Les premiers résultats de son étude lancée en mai dernier sont encourageants. 

La pandémie de coronavirus a poussé plusieurs entreprises à mettre au point des solutions pour endiguer la propagation du virus. Si certaines se sont lancées dans le développement d’application de traçage, d’autres ont choisi de modifier leurs produits pour en faire des outils de détection du virus. C’est notamment le cas de Fitbit qui a lancé une étude en mai dernier pour créer un algorithme qui permettrait de détecter le coronavirus avant le début des premiers symptômes. Pour l’entreprise américaine, les premiers résultats de son étude seraient un succès.

« En à peine plus de deux mois, plus de 100 000 utilisateurs de produits Fitbit aux États-Unis et au Canada y ont participé, avec plus de 1000 cas positifs identifiés. L’étude est l’occasion de voir dans quelle mesure la communauté Fitbit nous aidera à mieux comprendre cette nouvelle maladie si complexe », peut-on lire dans le communiqué de l’entreprise.

Les produits Fitbit ont ainsi permis de détecter les premiers symptômes du virus chez les participants malades et, dans certains cas, les wearables de la marque les ont détectés avant que les symptômes n’apparaissent. « Sur la base des résultats de notre étude, nous pouvons détecter près de 50% des cas de COVID-19 un jour avant que les participants ne signalent l’apparition des symptômes avec une spécificité de 70% », précise le communiqué.
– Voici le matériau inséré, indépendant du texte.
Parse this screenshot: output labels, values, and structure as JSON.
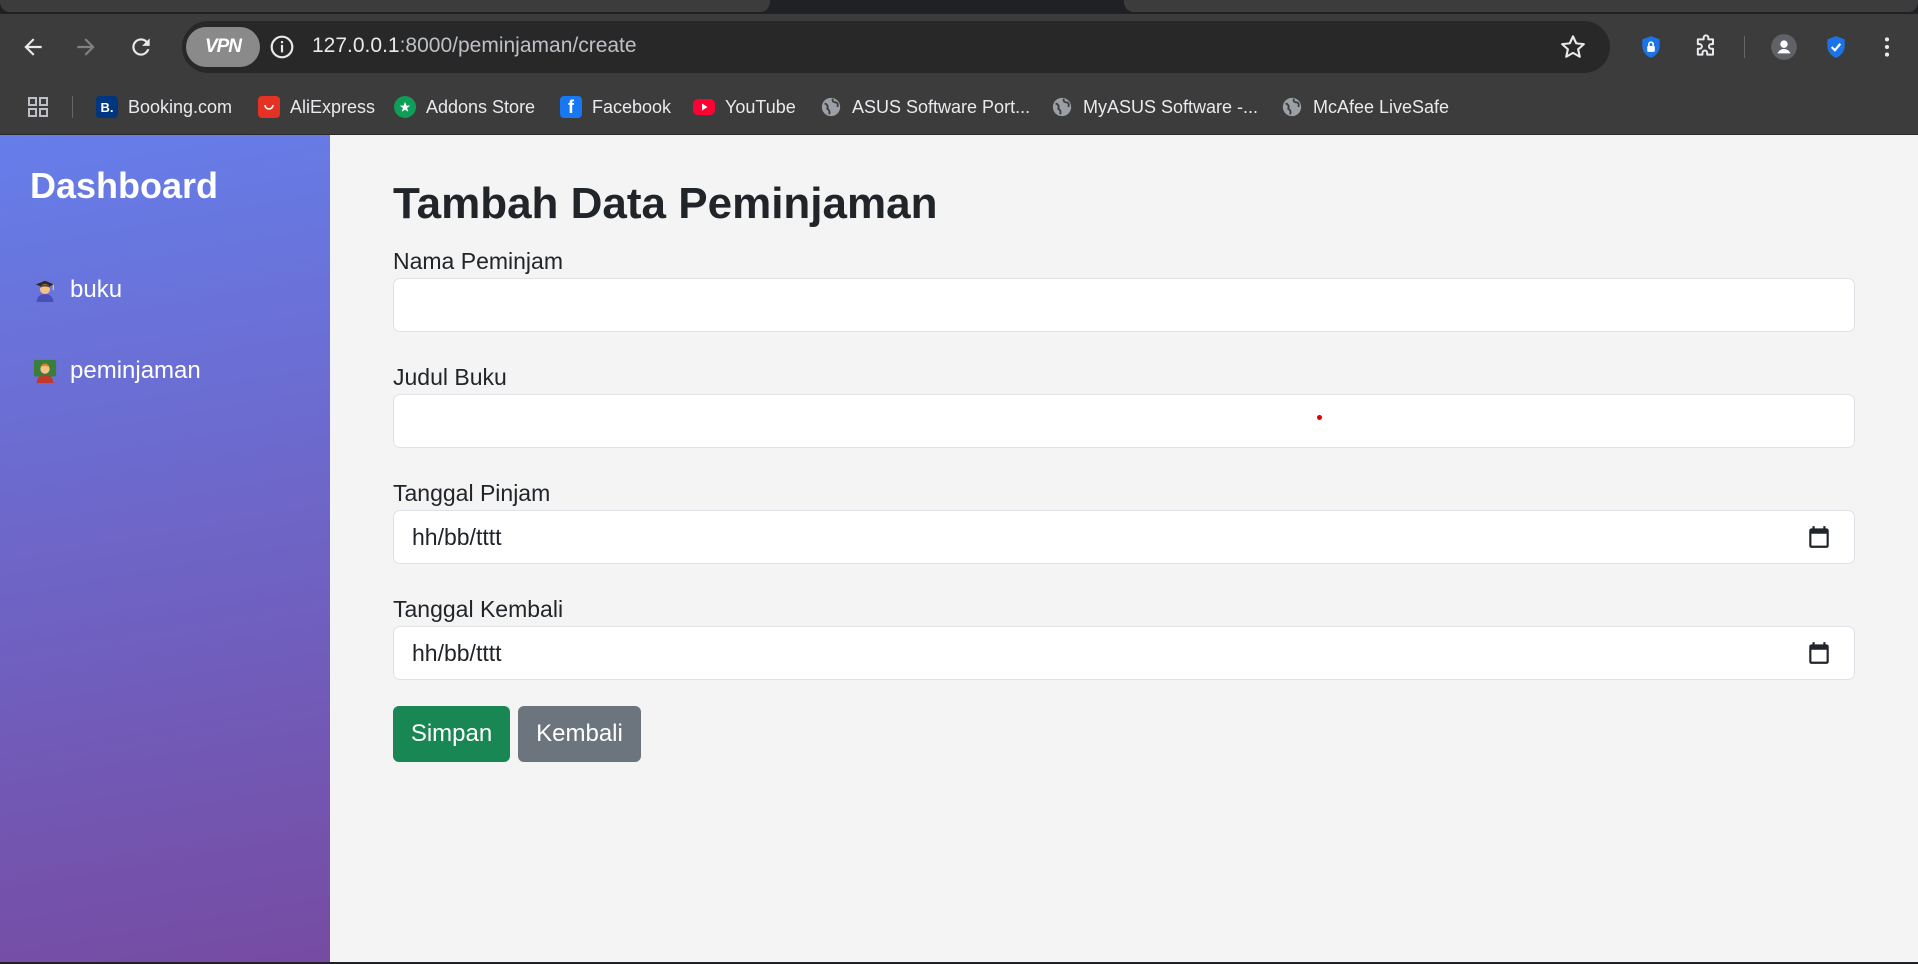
{
  "browser": {
    "url_host": "127.0.0.1",
    "url_path": ":8000/peminjaman/create",
    "vpn_label": "VPN",
    "bookmarks": [
      {
        "label": "Booking.com",
        "icon": "booking-icon",
        "color": "#003580",
        "glyph": "B."
      },
      {
        "label": "AliExpress",
        "icon": "aliexpress-icon",
        "color": "#e43225",
        "glyph": ""
      },
      {
        "label": "Addons Store",
        "icon": "addons-store-icon",
        "color": "#0f9d58",
        "glyph": ""
      },
      {
        "label": "Facebook",
        "icon": "facebook-icon",
        "color": "#1877f2",
        "glyph": "f"
      },
      {
        "label": "YouTube",
        "icon": "youtube-icon",
        "color": "#ff0033",
        "glyph": ""
      },
      {
        "label": "ASUS Software Port...",
        "icon": "globe-icon",
        "color": "#9aa0a6",
        "glyph": ""
      },
      {
        "label": "MyASUS Software -...",
        "icon": "globe-icon",
        "color": "#9aa0a6",
        "glyph": ""
      },
      {
        "label": "McAfee LiveSafe",
        "icon": "globe-icon",
        "color": "#9aa0a6",
        "glyph": ""
      }
    ]
  },
  "sidebar": {
    "brand": "Dashboard",
    "items": [
      {
        "label": "buku",
        "icon": "student-emoji-icon"
      },
      {
        "label": "peminjaman",
        "icon": "teacher-emoji-icon"
      }
    ]
  },
  "form": {
    "title": "Tambah Data Peminjaman",
    "fields": [
      {
        "label": "Nama Peminjam",
        "value": "",
        "type": "text"
      },
      {
        "label": "Judul Buku",
        "value": "",
        "type": "text"
      },
      {
        "label": "Tanggal Pinjam",
        "value": "hh/bb/tttt",
        "type": "date"
      },
      {
        "label": "Tanggal Kembali",
        "value": "hh/bb/tttt",
        "type": "date"
      }
    ],
    "save_label": "Simpan",
    "back_label": "Kembali"
  },
  "colors": {
    "sidebar_gradient_start": "#667eea",
    "sidebar_gradient_end": "#764ba2",
    "save_button": "#198754",
    "back_button": "#6c757d"
  }
}
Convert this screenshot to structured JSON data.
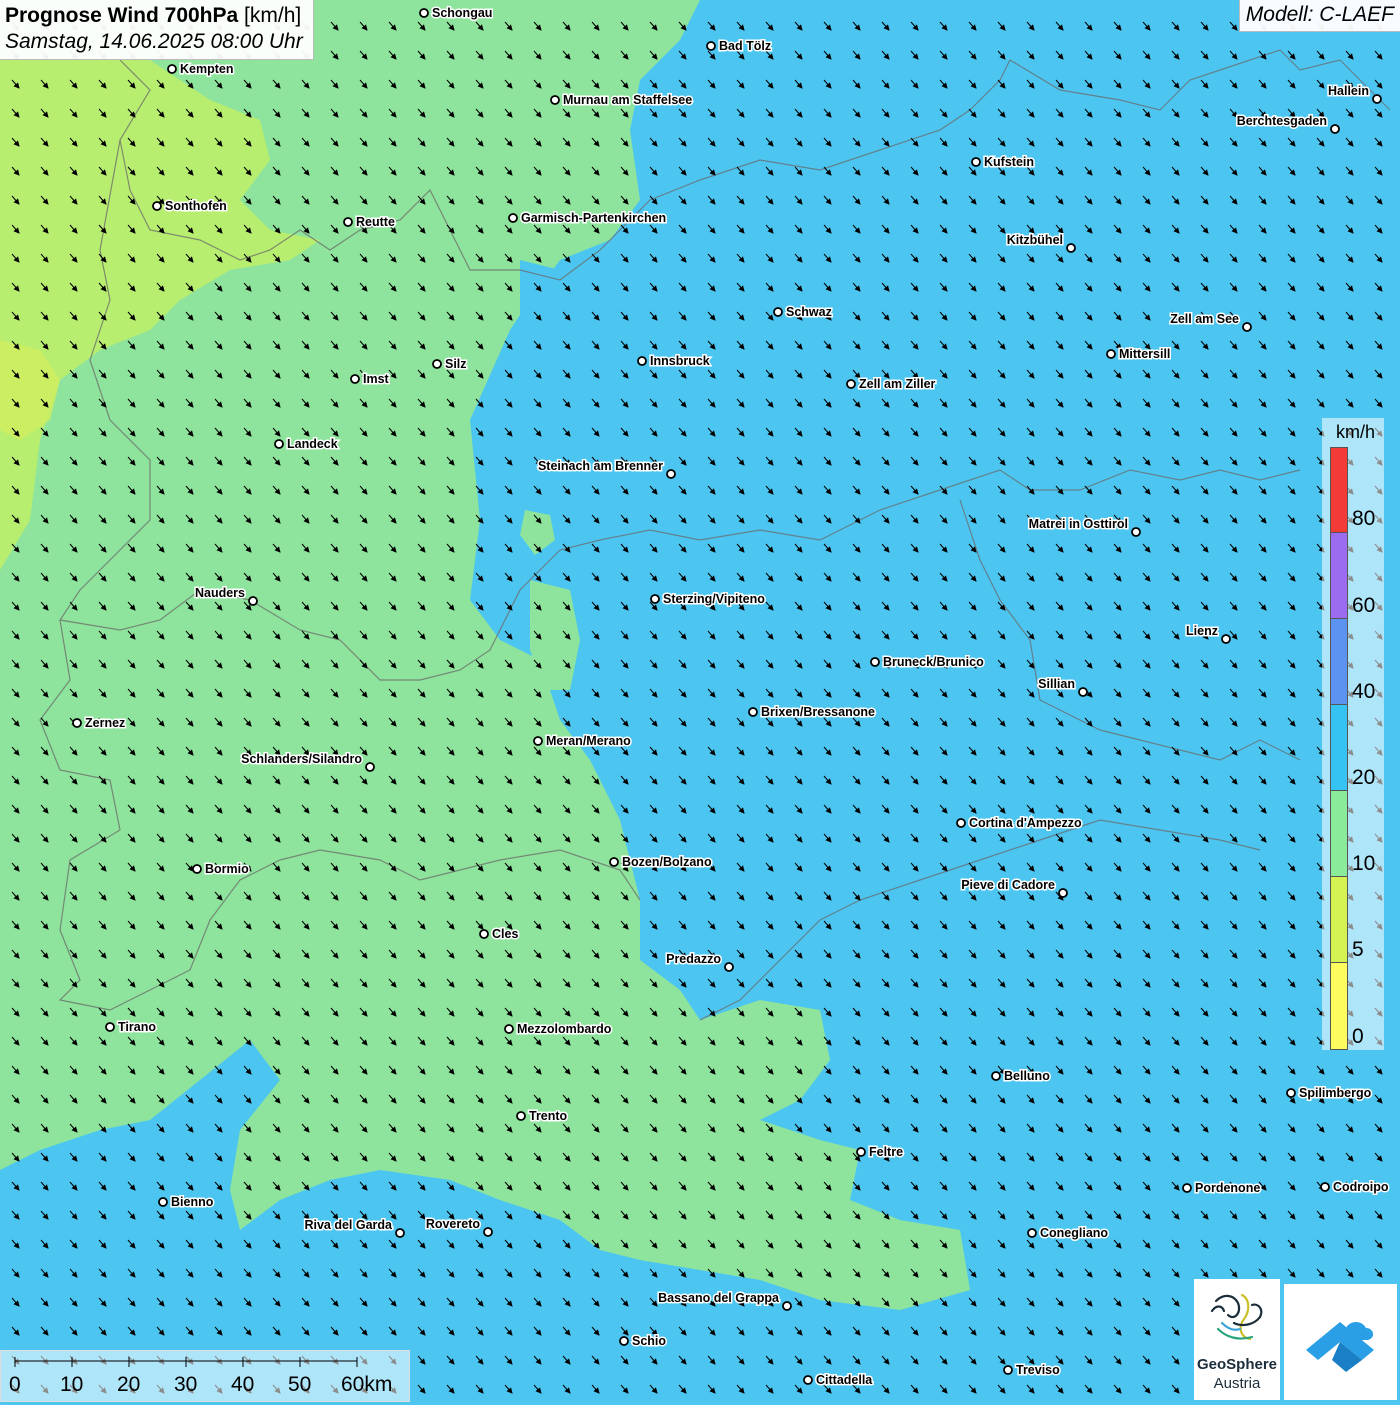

Au cours de son étude, Fitbit a pu confirmer que « la fréquence respiratoire, la fréquence cardiaque au repos et la variabilité de la fréquence cardiaque (VFC) sont toutes des mesures utiles pour indiquer l’apparition de la maladie et qu’il est préférable de les suivre la nuit, lorsque le corps est au repos. Nos recherches montrent que la VFC, qui est la variation battement par battement du cœur, diminue souvent chez les personnes qui présentent des symptômes de maladie, tandis que la fréquence cardiaque au repos et la fréquence respiratoire sont souvent élevées. Dans certains cas, ces mesures commencent à signaler des changements près d’une semaine avant que les participants ne signalent des symptômes ».

Dans son rapport, l’entreprise américaine confirme également que l’âge, le sexe et l’IMC peuvent avoir un impact sur la gravité de la maladie.

« Nous constatons également que le symptôme le plus courant signalé par les personnes atteintes de COVID-19 était la fatigue, qui était présente chez 72% des participants déclarant avoir le COVID-19. Viennent ensuite les maux de tête (65%), les courbatures (63%), la diminution du goût et de l’odorat (60%) et la toux (59%). Il convient de noter que la fièvre n’était présente que chez 55% des personnes déclarant COVID-19, un indicateur que le dépistage de la température à lui seul peut ne pas être suffisant pour comprendre qui pourrait être infecté », indique Fitbit.

Si les premiers résultats sont encourageants, les gadgets Fitbit sont encore loin d’être d’une fiabilité scientifique. À l’image des fonctionnalités ECG de certaines montres connectées, ils pourraient tout de même être utiles pour leurs porteurs. En sachant qu’ils sont contaminés avant même que les premiers symptômes se manifestent, ils pourraient se mettre plus rapidement en quarantaine et ainsi éviter de contaminer d’autres personnes. Fitbit n’indique pas exactement quand la détection précoce sera proposée aux consommateurs, mais le fera « dès que possible ».